I am a bit flustered with being misunderstood. This is not a political blog, because in general I would rather keep my politics to myself-ish. This is especially true when it comes to the Palestinian issue. My heart and prayers go out those suffering and whose only crime was unfortunately being born Palestinian without the resources to immigrate out of Gaza.
With that said, the debates, FB posts, Twitter feeds for me, have a stifling effect. It’s like if you don’t have anything buy shame on you Israel (which I acknowledge needs to be said, there has got to be a better way to “defend” yourself than to cause the kind of loss of civilian life that has occurred, it just smacks of there being more behind this tactic…but I am digressing).
What I am trying to say is while many people (rightly) feel like they can’t say anything against Israel for fear of being labled an anti-Semite, I submit that there are those who feel like they can’t say anything nuanced on the pro-Palestine side either. And I am sick of it.
What brought this on. A Facebook post, like many others that I have seen over the past few. It referenced an article discussing how news outlets were giving biased news (think more air-time for Israeli side vs. Palestinians, more positive representation for them as well, etc.). It’s all probably true.
But then the person indirectly compared the Gaza coverage to that of the Nigerian school girls and said something to the effect of 300 school girls get kidnapped and there was so much attention around that, but 283 people die on a plane in Malaysia and there is not more coverage of that after filming corpses for two days.

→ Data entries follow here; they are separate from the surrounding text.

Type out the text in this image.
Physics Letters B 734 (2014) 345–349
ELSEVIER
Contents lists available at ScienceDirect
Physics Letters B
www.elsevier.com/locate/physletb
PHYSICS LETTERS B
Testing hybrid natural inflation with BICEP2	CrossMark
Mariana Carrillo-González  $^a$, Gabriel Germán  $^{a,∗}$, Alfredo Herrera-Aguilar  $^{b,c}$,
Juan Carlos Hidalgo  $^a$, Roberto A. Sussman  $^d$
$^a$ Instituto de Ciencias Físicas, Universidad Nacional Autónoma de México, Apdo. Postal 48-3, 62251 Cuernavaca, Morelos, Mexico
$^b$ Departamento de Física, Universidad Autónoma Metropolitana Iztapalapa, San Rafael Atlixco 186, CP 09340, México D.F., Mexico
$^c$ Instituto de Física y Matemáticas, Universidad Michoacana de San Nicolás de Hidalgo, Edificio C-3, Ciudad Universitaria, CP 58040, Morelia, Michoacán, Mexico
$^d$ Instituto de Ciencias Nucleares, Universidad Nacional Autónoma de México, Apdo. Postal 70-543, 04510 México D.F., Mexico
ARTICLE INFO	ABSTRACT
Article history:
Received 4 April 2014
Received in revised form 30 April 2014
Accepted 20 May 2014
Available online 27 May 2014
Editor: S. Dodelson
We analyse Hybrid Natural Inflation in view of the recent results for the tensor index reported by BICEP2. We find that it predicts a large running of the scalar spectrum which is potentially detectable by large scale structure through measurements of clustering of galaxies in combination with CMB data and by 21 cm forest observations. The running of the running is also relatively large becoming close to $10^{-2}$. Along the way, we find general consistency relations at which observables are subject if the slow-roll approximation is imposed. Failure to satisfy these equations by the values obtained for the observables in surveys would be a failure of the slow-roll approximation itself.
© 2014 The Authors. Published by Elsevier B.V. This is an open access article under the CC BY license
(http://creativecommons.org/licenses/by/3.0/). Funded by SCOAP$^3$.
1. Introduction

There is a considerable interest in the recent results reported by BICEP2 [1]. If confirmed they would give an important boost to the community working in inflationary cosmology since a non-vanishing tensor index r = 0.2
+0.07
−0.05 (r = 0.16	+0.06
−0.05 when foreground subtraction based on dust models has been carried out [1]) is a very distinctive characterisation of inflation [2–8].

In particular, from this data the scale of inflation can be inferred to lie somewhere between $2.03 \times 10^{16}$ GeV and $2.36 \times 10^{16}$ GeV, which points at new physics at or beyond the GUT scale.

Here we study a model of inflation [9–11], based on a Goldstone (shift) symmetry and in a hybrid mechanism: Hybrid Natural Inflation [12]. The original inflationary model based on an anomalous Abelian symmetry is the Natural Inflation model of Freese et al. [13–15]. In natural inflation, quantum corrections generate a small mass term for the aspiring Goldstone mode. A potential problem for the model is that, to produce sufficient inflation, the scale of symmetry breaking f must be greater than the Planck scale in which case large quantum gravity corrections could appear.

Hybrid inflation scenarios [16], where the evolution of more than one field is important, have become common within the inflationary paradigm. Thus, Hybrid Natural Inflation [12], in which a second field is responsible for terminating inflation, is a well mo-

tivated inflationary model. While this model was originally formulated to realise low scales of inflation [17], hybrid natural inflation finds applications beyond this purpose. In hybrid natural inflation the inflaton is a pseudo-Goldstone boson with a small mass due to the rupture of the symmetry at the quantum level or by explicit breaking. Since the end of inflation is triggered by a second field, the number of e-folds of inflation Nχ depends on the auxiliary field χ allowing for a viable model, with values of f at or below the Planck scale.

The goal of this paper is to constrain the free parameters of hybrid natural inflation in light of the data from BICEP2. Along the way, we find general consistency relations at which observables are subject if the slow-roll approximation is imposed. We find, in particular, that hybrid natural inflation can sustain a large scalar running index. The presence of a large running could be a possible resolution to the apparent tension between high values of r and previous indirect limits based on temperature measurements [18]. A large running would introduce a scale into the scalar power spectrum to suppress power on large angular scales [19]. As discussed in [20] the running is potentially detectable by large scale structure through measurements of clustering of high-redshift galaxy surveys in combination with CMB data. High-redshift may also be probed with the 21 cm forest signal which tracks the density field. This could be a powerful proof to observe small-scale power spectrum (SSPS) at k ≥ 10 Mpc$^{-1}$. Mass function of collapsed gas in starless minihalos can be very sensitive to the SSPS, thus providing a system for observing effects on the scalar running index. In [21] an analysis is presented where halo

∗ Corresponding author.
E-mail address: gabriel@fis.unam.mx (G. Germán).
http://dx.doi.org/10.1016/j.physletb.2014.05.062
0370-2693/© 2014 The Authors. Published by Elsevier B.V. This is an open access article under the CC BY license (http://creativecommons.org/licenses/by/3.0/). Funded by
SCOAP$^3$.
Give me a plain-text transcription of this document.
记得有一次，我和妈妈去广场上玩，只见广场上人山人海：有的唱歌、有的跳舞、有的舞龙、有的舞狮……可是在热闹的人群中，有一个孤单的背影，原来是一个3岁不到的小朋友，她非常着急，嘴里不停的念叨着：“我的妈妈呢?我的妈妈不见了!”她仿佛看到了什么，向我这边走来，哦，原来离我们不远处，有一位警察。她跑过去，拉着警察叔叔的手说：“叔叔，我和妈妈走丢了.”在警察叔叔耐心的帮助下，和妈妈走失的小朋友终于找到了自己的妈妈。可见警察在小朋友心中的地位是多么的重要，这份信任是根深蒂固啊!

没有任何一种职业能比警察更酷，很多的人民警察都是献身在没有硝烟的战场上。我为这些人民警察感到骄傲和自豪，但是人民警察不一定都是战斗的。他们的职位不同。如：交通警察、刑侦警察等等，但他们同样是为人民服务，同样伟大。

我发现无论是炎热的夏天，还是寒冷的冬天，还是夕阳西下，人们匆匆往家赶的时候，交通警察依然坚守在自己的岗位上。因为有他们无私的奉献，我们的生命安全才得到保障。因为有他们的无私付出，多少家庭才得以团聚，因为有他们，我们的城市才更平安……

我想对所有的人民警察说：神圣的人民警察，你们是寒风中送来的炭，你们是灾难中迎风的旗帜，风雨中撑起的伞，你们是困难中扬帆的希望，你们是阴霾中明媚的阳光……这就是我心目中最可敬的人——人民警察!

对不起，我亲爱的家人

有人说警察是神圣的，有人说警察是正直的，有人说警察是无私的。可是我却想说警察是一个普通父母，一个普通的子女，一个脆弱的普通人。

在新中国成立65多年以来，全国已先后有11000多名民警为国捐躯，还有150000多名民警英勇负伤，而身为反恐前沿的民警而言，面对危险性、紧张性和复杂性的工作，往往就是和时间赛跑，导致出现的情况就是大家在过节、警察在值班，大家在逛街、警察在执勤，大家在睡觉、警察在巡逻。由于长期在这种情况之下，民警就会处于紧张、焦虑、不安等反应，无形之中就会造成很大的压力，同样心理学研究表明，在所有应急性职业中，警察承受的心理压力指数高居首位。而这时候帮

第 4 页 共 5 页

The larger argument, from what I understand is that the media does not cover Muslims in a positive light and makes light of issues that affect Muslims. Fair enough.
But I (doing something that I rarely do) tried to offer a nuanced slightly counter-argument. I will admit the reference to the school girls offended me… I can’t say that he suffering of those girls is any less than those of people of Gaza… pain is pain. To top it off, um for all the attention that this issue received, it didn’t bring back a single girl. So at the end of the few months of media blitz, the Boko Haram story is back to where it was in the media: largely ignored, just like most conflicts and nuanced portrayals of human suffering in sub-saharan Africa. The Palestinian cause on the other hand, will never suffer that fate. Because, even if it’s lopsided coverage, the issue is out there. Now, social media and alternative media serve as counterbalances to what mainstream (US) media says about it. Progress? Hell yes. Although it doesn’t do much for those being bombed right now.
This point went over the heads of the usual suspects. My friend who posted the commentary of another person, interpreted my rebuttal as focusing on media cycles, while she was talking about a larger issue… wtf! I am talking about a larger issue.
And here is where Gazelle gets real. THERE IS A PROBLEM IN ARAB AND SOUTH ASIAN MUSLIM COMMUNITIES WHEN IT COMES TO GIVING A HOOT ABOUT THE PLIGHT OF MUSLIMS OUTSIDE OF THE ARAB WORLD AND SOUTH ASIA. This in my experience is especially true for the American Muslim community. I don’t understand how people can condemn people for not caring or being able to empathize with an issue because it’s not close home, but then turn around and to the same.
This episode took me back to graduate school, when I wanted to work on the whole erasure authenticity of Muslims of African Descent thing. I think about that work more than just from time to time. But I’m tired. These same tired debates, misunderstandings and being left with feelings of wtf when trying to explain things just make me tired. Am I that unclear as a writer?
Am I that unclear when I speak?
I am having a flashback of a presentation I gave in class to my international classmates and my Arab Muslim teacher. It was on why tensions sometimes exist between African-American Muslims and Arab and South Asian Muslims. I charted the history of Islam in America, highlighted the importance of the Nation of Islam as force for the conversion of the largest number of African-Americans to orthodox Islam, the rise of Arab and South Asian Immigration and these communities setting up organizations that represent Muslims on the national stage. I also talked about 9/11 and how that made this largely socio-economically comfortable (and previously looked at as almost white) community of immigrants among the most persecuted rungs of American society.
I explained that tensions come in when some African Americans (including video from a prominent one) feel like they have been ignored, and issues affecting the African-American Muslim community are not addressed by these organizations set up by immigrant Muslims.
My teacher didn’t get it. Of course Muslim issues are things like Palestine and the US War in Iraq. What the heck are black issues? ….
That was basically his contribution to the Q&A…. ***** Face Palm**** I am just feeling like that again this evening. It will get better, but for now, I am done. It is easy to point to the external enemy and say shame on you, but the harder issue of dealing with the tensions and dysfunctionality in your own community.
There is strength in Numbers.
Gazelle has got to pick her battles.